If I were you, I'd do it.
Notice that your plan surged in popularity after you pointed out that under your plan, we'd have a much larger reserve fund and in consequence be much more free to activate all dice in 2062Q1 even if we are unable or unwilling to divest ourselves of any budget line items.
(if, to be clear, we postponed the banking reforms until late 2062, didn't bother with
Chicago Phase 4 until probably around the same timeframe, and made some other changes on a smaller scale)
Nobody has encouraged me to cut dice from tiberium power and put them on vein mining. I don't think there's much demand for it, frankly, and my sense is that people don't care which we do. If they did, you'd probably be getting
more pushback against your plan. I suspect that an option that trades -1 Capital Goods for a bunch of income that we then immediately lose three quarters of isn't as attractive to voters as an option that gives us power plants we get to keep. I could be wrong, but that's my gut instinct.
Yeah, if you want an "anti-biomonsters in tunnels" weapon, go for Zone Armor or the GD-3 rifle. Inferno gel is mostly being looked at as an anti-vehicle weapon, and while it might have side uses, I'm not particularly enthused by it.
In all fairness, antitank weapons get shot at biomonsters
a lot, because Nod biomonsters blur the line between "infantry" and "vehicle" in terms of firepower and durability, very much as power armored human troops do.
I won't be surprised if, in the event that we develop inferno gel, it gets used on biomonsters.
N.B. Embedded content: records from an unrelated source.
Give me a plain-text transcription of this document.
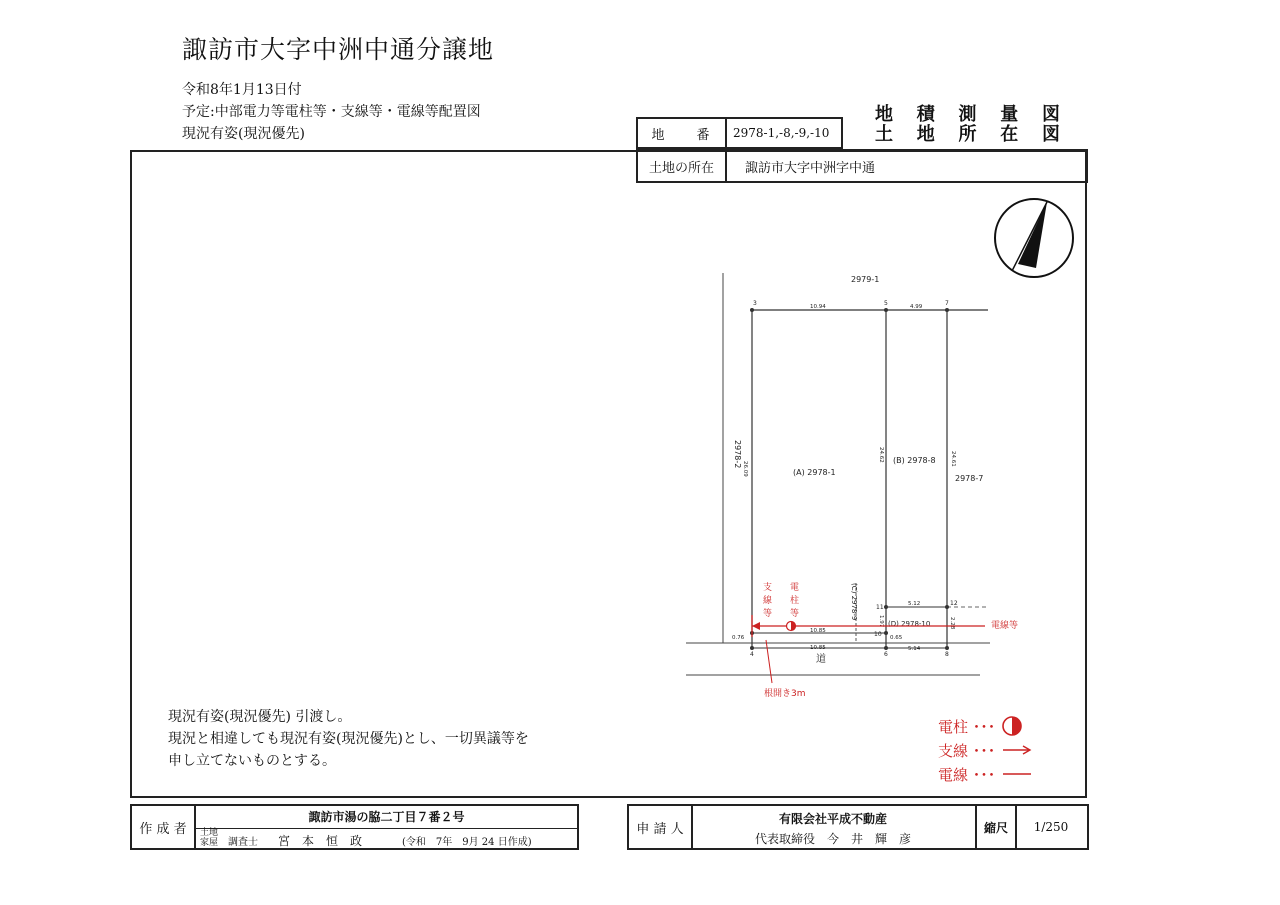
諏訪市大字中洲中通分譲地
令和8年1月13日付
予定:中部電力等電柱等・支線等・電線等配置図
現況有姿(現況優先)	地　　番	2978-1,-8,-9,-10
土地の所在	諏訪市大字中洲字中通
地 積 測 量 図
土 地 所 在 図
3	5	7
11
12
10
4	6	8
2979-1
(A) 2978-1
(B) 2978-8
2978-7
(D) 2978-10
2978-2
(C) 2978-9
道
10.94	4.99
26.09
24.62	24.61
5.12
2.28
1.97
10.85
10.85
0.76	0.65
5.14
支
線
等
電
柱
等
電線等
根開き3m
現況有姿(現況優先) 引渡し。
現況と相違しても現況有姿(現況優先)とし、一切異議等を
申し立てないものとする。
電柱 ･･･
支線 ･･･
電線 ･･･
作 成 者
諏訪市湯の脇二丁目７番２号
土地
家屋 調査士 宮　本　恒　政	(令和　7年　9月 24 日作成)
申 請 人
有限会社平成不動産
代表取締役　今　井　輝　彦
縮尺	1/250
I just don't expect it to be a "killer app" weapon that shuts them down as a threat significantly better than, say, large caliber SAPHE rounds for railguns designed to be carried by Zone Armor. Because that kind of incendiary mix has disadvantages, which is a big part of why even Nod doesn't use it
primarily.
i think there's a tendency among the people with a lot of gaming experience to think "inferno gel is fire, fire damage is best against squishy organic 'meat' opponents, biomonsters are basically just big 'meat' opponents, all squishy-like, so the gel will work on them." But this game seems to run on a more simulationist perspective. And it's not obvious that a splatter of incendiary will stop a heavily engineered cyborg animal whose skin is almost certainly totally deadened to pain and also guarded by armor, when multiple railgun hits won't.
Not clear on why Chicago has gotten the love compared with other things, but I'm not unhappy to get that finalised, and don't want to pester people for something they no doubt explained 50 pages ago (like, wow the discussion here moves fast).
The biggest reasons for me, at least, are:
1) Because it's +6 Capital Goods for 550 Progress, which isn't great but is
pretty good by the standards of anything that isn't a Heavy Industry megaproject and we can't afford to do any of those right now anyway.
2) Because we've committed to finishing it now as a Plan commitment, and getting 500-650 or so points of the project out of the way now means we have more room to do other things later.
3) It's also a civilian production center, and a sizeable one, which helps a lot.